A German bakery has been selling what they call sawdust-enhanced baked goods for about 20 years. The owner claims that they have been using “microbiologically sound” sawdust, but a court has ruled that these are to be banned. For those who don’t enjoy sawdust filled baked treats, this is probably really good news.
An administrative court in Karlsruhe, Germany named Verwaltungsgericht (VG) Karlsruhe has told the bakery’s owner that they must stop selling any cookies containing the sawdust and change the recipe immediately.
The owner countered by saying that he wrote a letter to the city of Karlsruhe back in 2004 with an ingredient list that included the sawdust and that he never received a response. He continued to make the cookies with their sawdust addition up until 2017. He stopped after city inspectors ran tests on the cookies and he was informed he had to stop selling them immediately.
He said that the city’s findings were unfair and he challenged them by saying that the sawdust he used was “microbiologically sound” and had similar effects on the body as bran. He added that the ingredient was always listed in the cookie’s ingredient list. The owner of local natural products shop where the cookies are sold testified on behalf of the cookie maker, saying that the sawdust could be classified as a “vegetable product.”
Even with the market owner’s backup, judges were not swayed and they help up the city’s decision to ban the selling of the cookies. The court wrote in a statement: “These cookies must not be allowed into the food chain because they are not safe, and are, objectively seen, not fit for human consumption. Further, despite the producer’s argument that sawdust was a traditional ingredient, it isn’t even used in the industrial animal feed sector.”

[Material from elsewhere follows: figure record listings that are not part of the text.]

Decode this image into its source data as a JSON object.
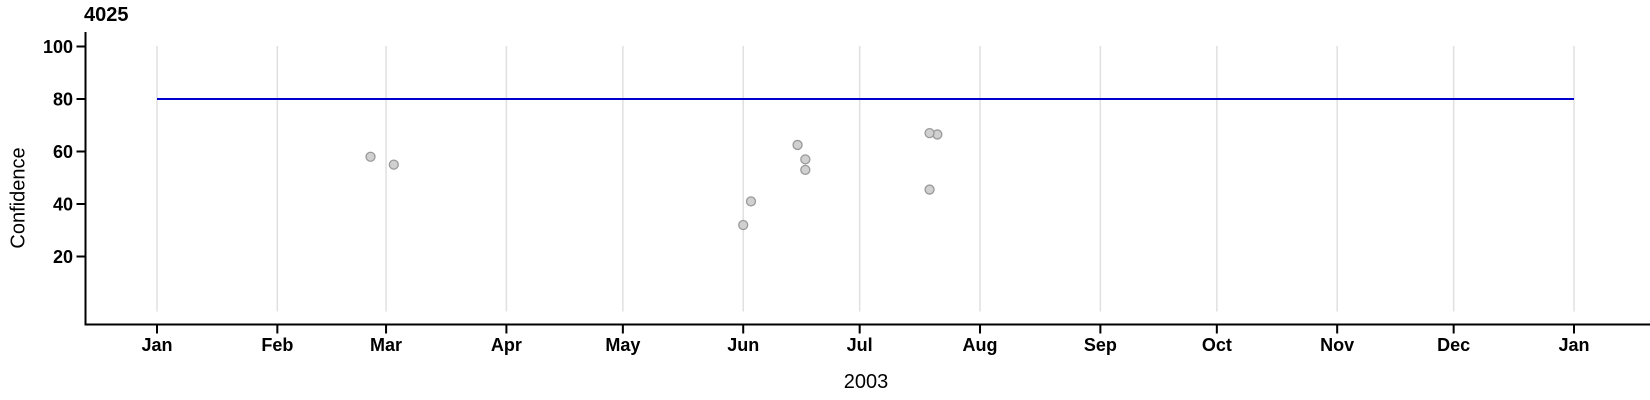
{
  "chart_data": {
    "type": "scatter",
    "title": "4025",
    "xlabel": "2003",
    "ylabel": "Confidence",
    "x_axis": {
      "start": "2003-01-01",
      "end": "2004-01-01",
      "tick_labels": [
        "Jan",
        "Feb",
        "Mar",
        "Apr",
        "May",
        "Jun",
        "Jul",
        "Aug",
        "Sep",
        "Oct",
        "Nov",
        "Dec",
        "Jan"
      ],
      "grid": true
    },
    "y_axis": {
      "ticks": [
        20,
        40,
        60,
        80,
        100
      ],
      "range_shown": [
        0,
        100
      ],
      "grid": false
    },
    "points": [
      {
        "date": "2003-02-25",
        "value": 58
      },
      {
        "date": "2003-03-03",
        "value": 55
      },
      {
        "date": "2003-06-01",
        "value": 32
      },
      {
        "date": "2003-06-03",
        "value": 41
      },
      {
        "date": "2003-06-15",
        "value": 62.5
      },
      {
        "date": "2003-06-17",
        "value": 53
      },
      {
        "date": "2003-06-17",
        "value": 57
      },
      {
        "date": "2003-07-19",
        "value": 45.5
      },
      {
        "date": "2003-07-21",
        "value": 66.5
      },
      {
        "date": "2003-07-19",
        "value": 67
      }
    ],
    "reference_line": {
      "value": 80,
      "from": "2003-01-01",
      "to": "2004-01-01"
    },
    "colors": {
      "reference_line": "#0000CD",
      "point_fill": "#CDCDCD",
      "point_stroke": "#999999",
      "grid": "#E0E0E0",
      "axis": "#000000"
    },
    "legend": "none"
  }
}
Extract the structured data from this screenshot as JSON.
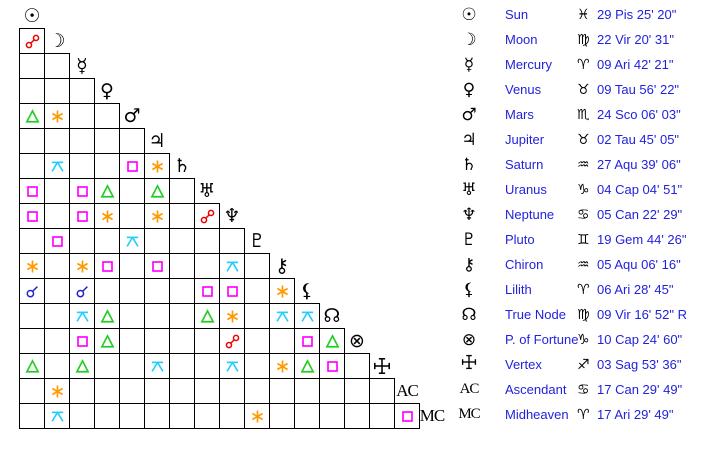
{
  "colors": {
    "background": "#ffffff",
    "grid_line": "#000000",
    "glyph": "#000000",
    "table_text": "#2222dd",
    "aspects": {
      "conjunction": "#2222cc",
      "opposition": "#ee0000",
      "square": "#ff00ff",
      "trine": "#22cc22",
      "sextile": "#ff9900",
      "quincunx": "#22ccff"
    }
  },
  "aspect_grid": {
    "planets": [
      {
        "name": "Sun",
        "glyph": "☉"
      },
      {
        "name": "Moon",
        "glyph": "☽"
      },
      {
        "name": "Mercury",
        "glyph": "☿"
      },
      {
        "name": "Venus",
        "glyph": "♀"
      },
      {
        "name": "Mars",
        "glyph": "♂"
      },
      {
        "name": "Jupiter",
        "glyph": "♃"
      },
      {
        "name": "Saturn",
        "glyph": "♄"
      },
      {
        "name": "Uranus",
        "glyph": "♅"
      },
      {
        "name": "Neptune",
        "glyph": "♆"
      },
      {
        "name": "Pluto",
        "glyph": "♇"
      },
      {
        "name": "Chiron",
        "glyph": "⚷"
      },
      {
        "name": "Lilith",
        "glyph": "⚸"
      },
      {
        "name": "True Node",
        "glyph": "☊"
      },
      {
        "name": "P. of Fortune",
        "glyph": "⊗"
      },
      {
        "name": "Vertex",
        "glyph": "✛"
      },
      {
        "name": "AC",
        "glyph": "AC"
      },
      {
        "name": "MC",
        "glyph": "MC"
      }
    ],
    "aspects": [
      [],
      [
        "opposition"
      ],
      [
        null,
        null
      ],
      [
        null,
        null,
        null
      ],
      [
        "trine",
        "sextile",
        null,
        null
      ],
      [
        null,
        null,
        null,
        null,
        null
      ],
      [
        null,
        "quincunx",
        null,
        null,
        "square",
        "sextile"
      ],
      [
        "square",
        null,
        "square",
        "trine",
        null,
        "trine",
        null
      ],
      [
        "square",
        null,
        "square",
        "sextile",
        null,
        "sextile",
        null,
        "opposition"
      ],
      [
        null,
        "square",
        null,
        null,
        "quincunx",
        null,
        null,
        null,
        null
      ],
      [
        "sextile",
        null,
        "sextile",
        "square",
        null,
        "square",
        null,
        null,
        "quincunx",
        null
      ],
      [
        "conjunction",
        null,
        "conjunction",
        null,
        null,
        null,
        null,
        "square",
        "square",
        null,
        "sextile"
      ],
      [
        null,
        null,
        "quincunx",
        "trine",
        null,
        null,
        null,
        "trine",
        "sextile",
        null,
        "quincunx",
        "quincunx"
      ],
      [
        null,
        null,
        "square",
        "trine",
        null,
        null,
        null,
        null,
        "opposition",
        null,
        null,
        "square",
        "trine"
      ],
      [
        "trine",
        null,
        "trine",
        null,
        null,
        "quincunx",
        null,
        null,
        "quincunx",
        null,
        "sextile",
        "trine",
        "square",
        null
      ],
      [
        null,
        "sextile",
        null,
        null,
        null,
        null,
        null,
        null,
        null,
        null,
        null,
        null,
        null,
        null,
        null
      ],
      [
        null,
        "quincunx",
        null,
        null,
        null,
        null,
        null,
        null,
        null,
        "sextile",
        null,
        null,
        null,
        null,
        null,
        "square"
      ]
    ]
  },
  "positions_table": {
    "rows": [
      {
        "glyph": "☉",
        "name": "Sun",
        "sign": "♓",
        "position": "29 Pis 25' 20\""
      },
      {
        "glyph": "☽",
        "name": "Moon",
        "sign": "♍",
        "position": "22 Vir 20' 31\""
      },
      {
        "glyph": "☿",
        "name": "Mercury",
        "sign": "♈",
        "position": "09 Ari 42' 21\""
      },
      {
        "glyph": "♀",
        "name": "Venus",
        "sign": "♉",
        "position": "09 Tau 56' 22\""
      },
      {
        "glyph": "♂",
        "name": "Mars",
        "sign": "♏",
        "position": "24 Sco 06' 03\""
      },
      {
        "glyph": "♃",
        "name": "Jupiter",
        "sign": "♉",
        "position": "02 Tau 45' 05\""
      },
      {
        "glyph": "♄",
        "name": "Saturn",
        "sign": "♒",
        "position": "27 Aqu 39' 06\""
      },
      {
        "glyph": "♅",
        "name": "Uranus",
        "sign": "♑",
        "position": "04 Cap 04' 51\""
      },
      {
        "glyph": "♆",
        "name": "Neptune",
        "sign": "♋",
        "position": "05 Can 22' 29\""
      },
      {
        "glyph": "♇",
        "name": "Pluto",
        "sign": "♊",
        "position": "19 Gem 44' 26\""
      },
      {
        "glyph": "⚷",
        "name": "Chiron",
        "sign": "♒",
        "position": "05 Aqu 06' 16\""
      },
      {
        "glyph": "⚸",
        "name": "Lilith",
        "sign": "♈",
        "position": "06 Ari 28' 45\""
      },
      {
        "glyph": "☊",
        "name": "True Node",
        "sign": "♍",
        "position": "09 Vir 16' 52\" R"
      },
      {
        "glyph": "⊗",
        "name": "P. of Fortune",
        "sign": "♑",
        "position": "10 Cap 24' 60\""
      },
      {
        "glyph": "✛",
        "name": "Vertex",
        "sign": "♐",
        "position": "03 Sag 53' 36\""
      },
      {
        "glyph": "AC",
        "name": "Ascendant",
        "sign": "♋",
        "position": "17 Can 29' 49\""
      },
      {
        "glyph": "MC",
        "name": "Midheaven",
        "sign": "♈",
        "position": "17 Ari 29' 49\""
      }
    ]
  }
}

The court added that sawdust is not approved by the European Union’s list of “novel foods” and that there is no evidence that it has been eaten regularly and monitored by the EU. A novel food is considered to be a “newly developed, innovative food, food produced using new technologies and production processes, as well as food which is or has been traditionally eaten outside of the EU.” Novel food items include ingredients such as chia seeds, Antarctic Krill oil, and noni juice.
The cookie maker has been left with two choices: either appeal the court’s decision at Baden-Württemberg’s State Higher Administrative Court or simply stop adding sawdust in his cookie recipe.